In afwijking van artikel 3.1.1 kan een ruimtelijk plan een woningbouwproject bevatten dat niet past in een woonplan, met inachtneming van de volgende voorwaarden:

  • a. de woningbouwcapaciteit van het ruimtelijk plan wordt ingepast in het regionale woningbouwprogramma, via uitwisseling van woningbouwcapaciteit op gemeentelijk of regionaal niveau, of door fasering van plannen;
  • b. indien het gaat om een Waddeneiland, wordt de woningbouwcapaciteit van het ruimtelijk plan ingepast in het gemeentelijk woningbouwprogramma, via uitwisseling van woningbouwcapaciteit op gemeentelijk niveau of door fasering van plannen;
  • c. de aantallen en de kwaliteit van de woningbouw passen bij aard en schaal van de overige kern, het regionaal centrum of het stedelijk centrum;
  • d. voorafgaand aan het voorgeschreven wettelijk overleg over het ruimtelijk plan, is met Gedeputeerde Staten overleg gevoerd over de noodzaak van toevoeging van het project aan woningaanbod in de gemeente.

De ontwikkeling die mogelijk wordt gemaakt met dit bestemmingsplan betreft de realisatie van vier woningen, binnen bestaand stedelijk gebied.
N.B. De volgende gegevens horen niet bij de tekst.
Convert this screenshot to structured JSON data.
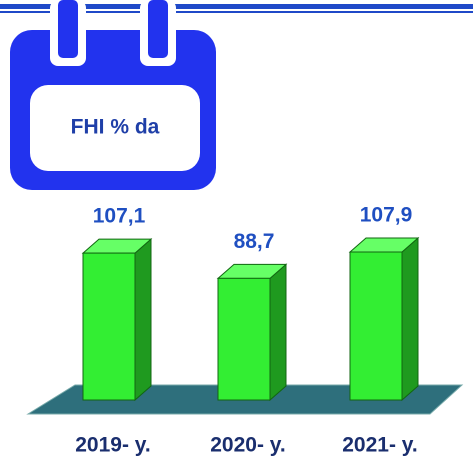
{
  "chart_data": {
    "type": "bar3d",
    "title": "FHI % da",
    "categories": [
      "2019- y.",
      "2020- y.",
      "2021- y."
    ],
    "values": [
      107.1,
      88.7,
      107.9
    ],
    "value_labels": [
      "107,1",
      "88,7",
      "107,9"
    ],
    "color": "#33ee33"
  }
}
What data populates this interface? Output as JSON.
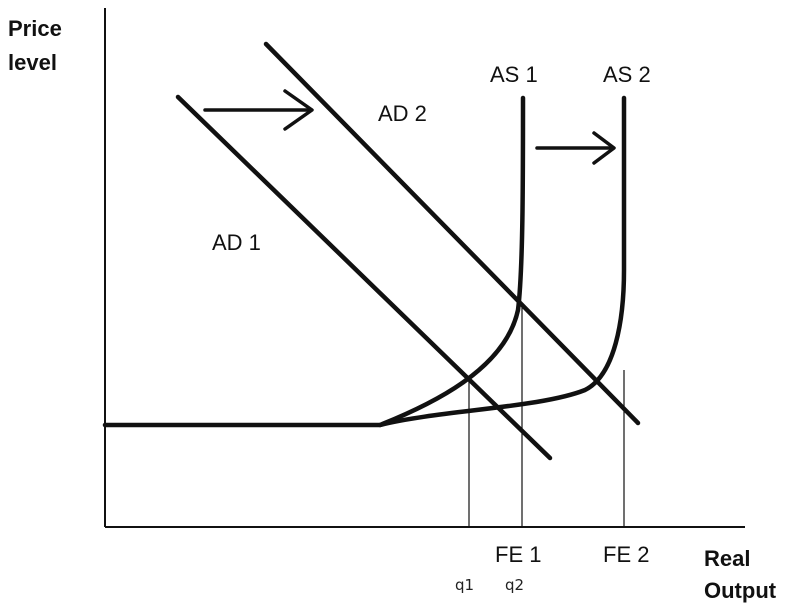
{
  "axes": {
    "y_label_line1": "Price",
    "y_label_line2": "level",
    "x_label_line1": "Real",
    "x_label_line2": "Output"
  },
  "curves": {
    "ad1": "AD 1",
    "ad2": "AD 2",
    "as1": "AS 1",
    "as2": "AS 2"
  },
  "markers": {
    "fe1": "FE 1",
    "fe2": "FE 2",
    "q1": "q1",
    "q2": "q2"
  },
  "colors": {
    "ink": "#111111",
    "background": "#ffffff"
  }
}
Op basis van het gestelde in artikel 3.1.1 van de Verordening Romte is deze ontwikkeling passend binnen de provinciale verordening. Op basis van het bovenstaande kan geconcludeerd worden dat het plan in overeenstemming is met de Verordening Romte Fryslân 2014.

3.3 Gemeentelijke beleid

Structuurvisie gemeente Smallingerland

De gemeenteraad heeft in 2013 de Structuurvisie gemeente Smallingerland opgesteld als ruimtelijke vertaling van de Integrale Visie Smallingerland. Deze visie geeft een verkenning van de ontwikkeling van de gemeente Smallingerland voor een langere periode.
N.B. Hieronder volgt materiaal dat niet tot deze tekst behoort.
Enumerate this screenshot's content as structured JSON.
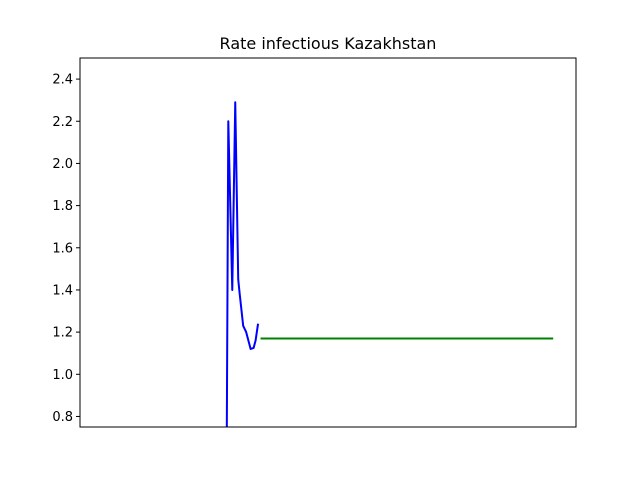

Voor de structuurvisie wordt de lijn van de integrale visie gevolgd. Voor dorpen ligt de focus op optimalisering van de leefbaarheid. Het beleid van de gemeente richt zich op een aantal pijlers; werken, wonen, sport en recreatie, cultuur, onderwijs en wijken. Binnen deze pijlers worden een aantal doelen geformuleerd. Voor dit plan is de pijler 'wonen' van belang.

Wonen

De pijler 'Wonen' is evenals de andere pijlers een belangrijk onderdeel van de structuurvisie van de gemeente Smallingerland. Binnen deze pijler worden de volgende doelstellingen geformuleerd:

  • eigen identiteit van buurten, wijken en dorpen behouden en waar mogelijk versterken;
  • geslaagde initiatieven als milieuvriendelijk of energie neutraal wonen mogen niet ten onder gaan aan de wet van de remmende voorsprong;
  • Als gekozen wordt voor nieuwe woningbouw ontwikkelingen, dan kunnen deze alleen worden gerechtvaardigd vanuit een kwalitatieve aanvulling op het bestaande;
  • meer dan gemiddelde aandacht voor het wonen in het centrum van Drachten.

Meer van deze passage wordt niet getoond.